GENERACIÓN ESPERANZADA
Así, en 2010, más de la mitad de los estudiantes negros que completaron la educación básica cuatro años antes consiguieron graduarse en el instituto (un 52 por ciento frente al 78 por ciento entre los estudiantes blancos) y el número de estudiantes negros con diploma universitario se ha multiplicado por cinco en los últimos cuarenta años. Y la tasa de abandono escolar ha caído más
Mejor aún, existe más concienciación entre los padres sobre la necesidad de que proporcionar a sus hijos toda la ayuda que necesiten en su educación. Como muestra, un 83% de los padres de raza negra supervisan los deberes de sus hijos, muy por delante del 57% registrado en las familias blancas.
La académica y activista Monique Morris espera que cifras como estas terminen por desmitificar ciertas realidades de la comunidad negra. "No existe una Reina de la Beneficencia", apunta al magacín 'Mother Jones', en alusión al término peyorativo que describe a un estereotipo de mujer, de raza negra, desempleada, y que exprime al máximo los cheques del Gobierno recurriendo en ocasiones al fraude y la manipulación. Eso es falso. Solo un 32% por ciento de las familias negras acuden a beneficencia.
ESTADO DENTRO DE UN ESTADO
"El concepto de una comunidad negra, de una 'América Negra', es contraproducente y, en el mejor de los casos, desactualizado", declaró a 'Newsweek' el estratega republicano Ron Christie, quien criticó a activistas como Al Sharpton por dividir a la población. "Es hora", añadió Christie --quien es de raza negra-- "de concentrarnos más en lo que nos une que en lo que nos separa".
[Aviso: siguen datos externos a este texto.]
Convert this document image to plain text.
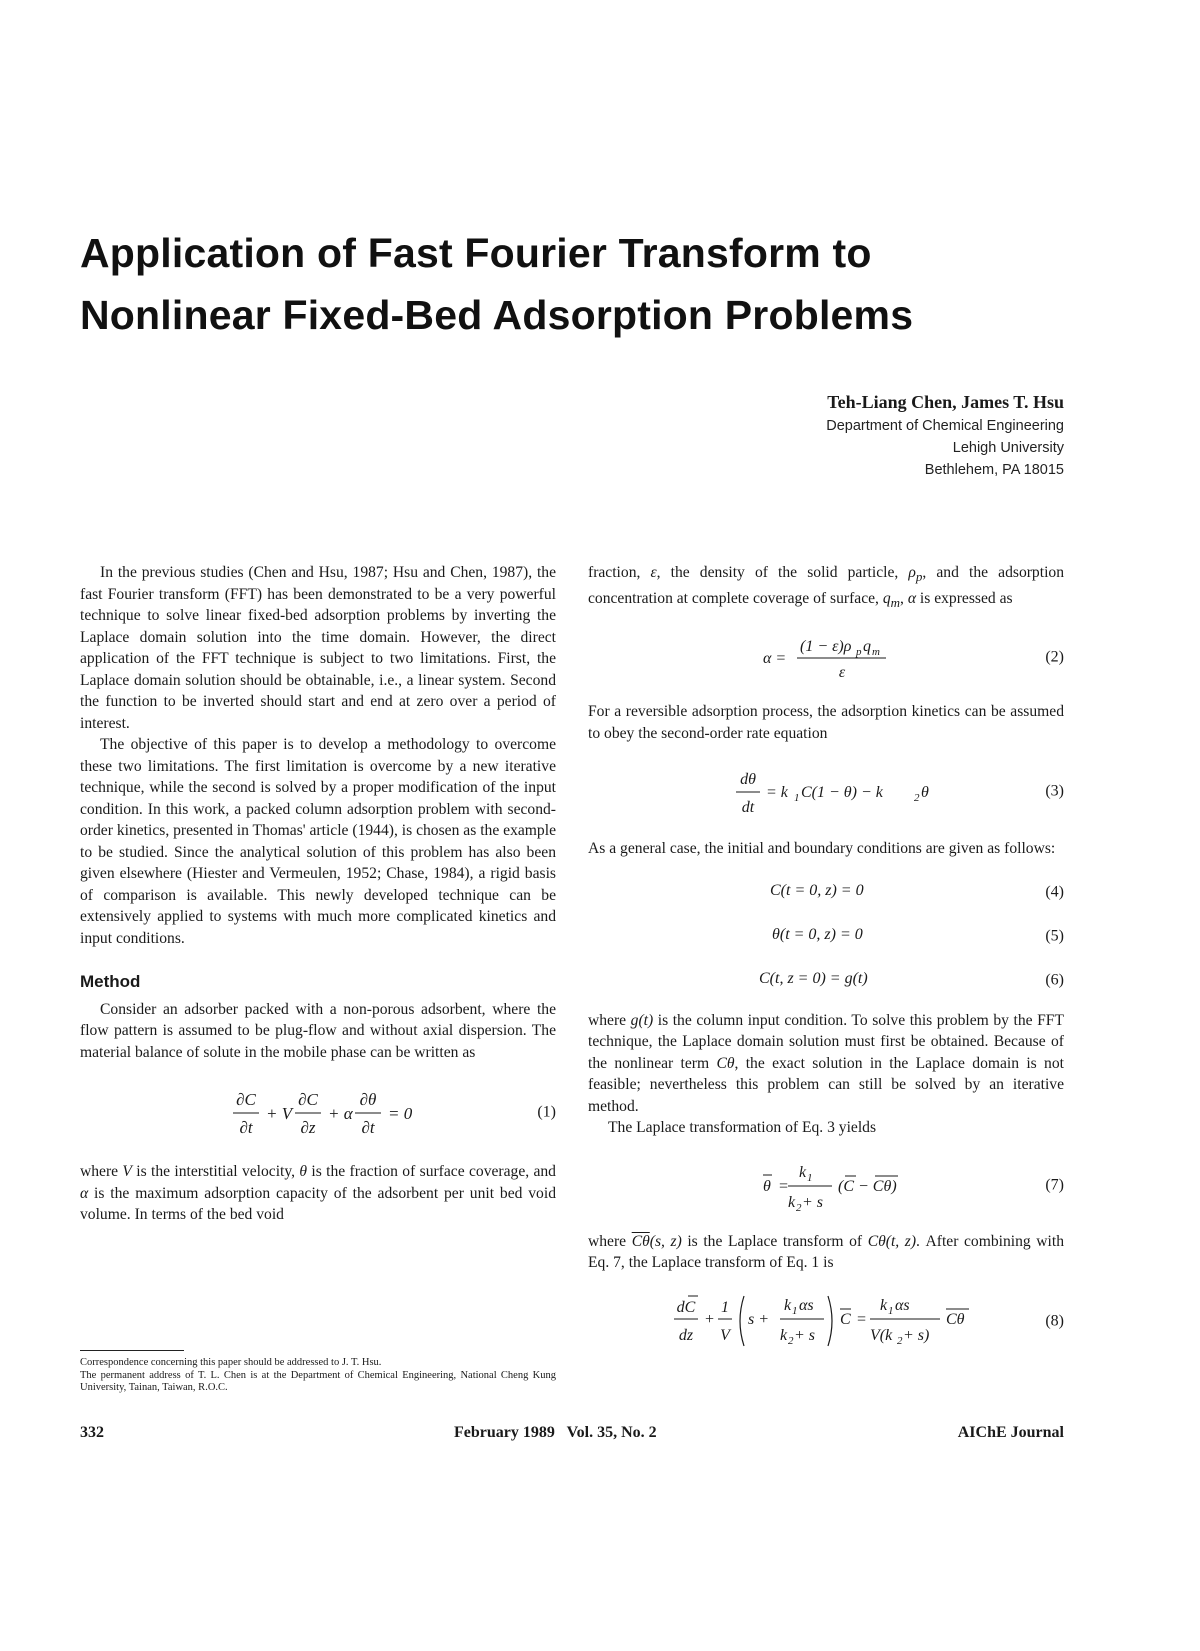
Application of Fast Fourier Transform to
Nonlinear Fixed-Bed Adsorption Problems
Teh-Liang Chen, James T. Hsu
Department of Chemical Engineering
Lehigh University
Bethlehem, PA 18015

In the previous studies (Chen and Hsu, 1987; Hsu and Chen, 1987), the fast Fourier transform (FFT) has been demonstrated to be a very powerful technique to solve linear fixed-bed adsorption problems by inverting the Laplace domain solution into the time domain. However, the direct application of the FFT technique is subject to two limitations. First, the Laplace domain solution should be obtainable, i.e., a linear system. Second the function to be inverted should start and end at zero over a period of interest.

The objective of this paper is to develop a methodology to overcome these two limitations. The first limitation is overcome by a new iterative technique, while the second is solved by a proper modification of the input condition. In this work, a packed column adsorption problem with second-order kinetics, presented in Thomas' article (1944), is chosen as the example to be studied. Since the analytical solution of this problem has also been given elsewhere (Hiester and Vermeulen, 1952; Chase, 1984), a rigid basis of comparison is available. This newly developed technique can be extensively applied to systems with much more complicated kinetics and input conditions.

Method

Consider an adsorber packed with a non-porous adsorbent, where the flow pattern is assumed to be plug-flow and without axial dispersion. The material balance of solute in the mobile phase can be written as

∂C
∂t
+ V
∂C
∂z
+ α
∂θ
∂t
= 0	(1)

where V is the interstitial velocity, θ is the fraction of surface coverage, and α is the maximum adsorption capacity of the adsorbent per unit bed void volume. In terms of the bed void

fraction, ε, the density of the solid particle, $\rho_p$, and the adsorption concentration at complete coverage of surface, $q_m$, α is expressed as

α =
(1 − ε)ρ p q m
ε
(2)

For a reversible adsorption process, the adsorption kinetics can be assumed to obey the second-order rate equation

dθ
dt
= k 1 C(1 − θ) − k	2 θ	(3)

As a general case, the initial and boundary conditions are given as follows:

C(t = 0, z) = 0	(4)
θ(t = 0, z) = 0	(5)
C(t, z = 0) = g(t)	(6)

where g(t) is the column input condition. To solve this problem by the FFT technique, the Laplace domain solution must first be obtained. Because of the nonlinear term Cθ, the exact solution in the Laplace domain is not feasible; nevertheless this problem can still be solved by an iterative method.

The Laplace transformation of Eq. 3 yields

θ =
k 1
k 2 + s
(C − Cθ)	(7)

where $\overline{C\theta}(s$, z) is the Laplace transform of Cθ(t, z). After combining with Eq. 7, the Laplace transform of Eq. 1 is

dC
dz
+
1
V
s +
k 1 αs
k 2 + s
C =
k 1 αs
V(k 2 + s)
Cθ	(8)

Correspondence concerning this paper should be addressed to J. T. Hsu.

The permanent address of T. L. Chen is at the Department of Chemical Engineering, National Cheng Kung University, Tainan, Taiwan, R.O.C.

332	February 1989   Vol. 35, No. 2	AIChE Journal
Una idea que contrasta con las políticas de diferenciación impartidas por Sharpton y otros activistas que recuerdan la deuda moral que el país ha contraído con ellos y que tiene su traducción económica en las llamadas "reparaciones": la compensación económica que los negros estadounidenses tienen pendientes por el esclavismo y los daños y perjuicios derivados de las leyes de segregación de Jim Crow entre 1876 y 1965 y cuyos efectos perduran hoy en día.
Du Bois intentó llegar en 1920 más allá de la idea de la paridad, proponiendo la idea de un "estado dentro de un estado". La América Negra que planteó Du Bois hace casi un siglo es hoy un estado dispar, en vías de profundo desarrollo y transformación, lastrado por el pasado pero con un importante potencial, que tiene años cruciales por delante, y afortunadamente tendrá al timón a la generación más preparada de toda su historia.